Si no dices lo que realmente piensas,  si no llevas a cabo lo que dices,  si no estás dispuesto a que los demás se asomen a tu corazón, entonces no estás preparado para saber quién eres tú.
Conocerse a uno mismo  implica mucho valor,  porque una cosa es lo que tú crees ser  y otra muy distinta lo que eres para los demás.  Si de verdad quieres encontrarte, acude a los que te rodean, vuélvete como un niño y mira tu interior en los ojos de los otros.  Si detectas cosas que puedes cambiar, debes estar dispuesto a hacerlo.
-Pero yo soy como soy -le dije.
-No -contestó- tú eres lo que quieres ser,  pero debes serlo en función de servir a los otros.  Piensa que eres tu propio sueño hecho realidad,  y si miras  a tu alrededor  podrás ver  que cada día  todo se renueva,  cada día la naturaleza y la vida que está a tu lado renace, y si ella lo hace ¿por qué no puedes hacerlo tú?
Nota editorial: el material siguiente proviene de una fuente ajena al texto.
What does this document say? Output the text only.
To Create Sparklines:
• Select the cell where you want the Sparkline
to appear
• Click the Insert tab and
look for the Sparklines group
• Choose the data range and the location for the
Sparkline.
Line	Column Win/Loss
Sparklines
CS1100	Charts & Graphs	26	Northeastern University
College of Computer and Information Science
Sólo el que está dispuesto a no retener nada para sí,  puede renacer cada día.
Ahora vuelve a dormir y por la mañana busca en los demás quién eres tú, y si estás dispuesto  te descubrirás en la mirada de tu semejante.
El tiempo fue pasando  e hice  lo que él  me dijo.  Mi condicionamiento  me impidió darme cuenta.  Hasta que comencé  a fijarme  en el dolor  de aquel que reflejaba mi imagen  y un día comprendí  quién  era yo  y  lo que significa ser  "el que labra la tierra".
La tierra  es la simiente,  la tierra  es el fruto y también  es el final de un ciclo.  Labrar la tierra  es trabajar el infinito,  es eterno movimiento.  Es descubrir que nada muere,  que todo se transforma.
Esa es la gran verdad y esa verdad  se encuentra  en el  interior  de cada uno  de nosotros.  El ego la mantiene oculta  y encerrada.  Cuando se superan las barreras, las limitaciones  y  los prejuicios,  la coraza que encadena nuestro fuego interno se rompe  y entonces  éste sale  y quema  todo aquello que no es útil,  y en su movimiento nos hace más libres  y nos conduce a la unión  con uno mismo,  porque igual que el río llega al mar y se funde en él,  el destino de cada ser humano es evolucionar en  la Luz para fundirse con el Absoluto y  ser Uno en El.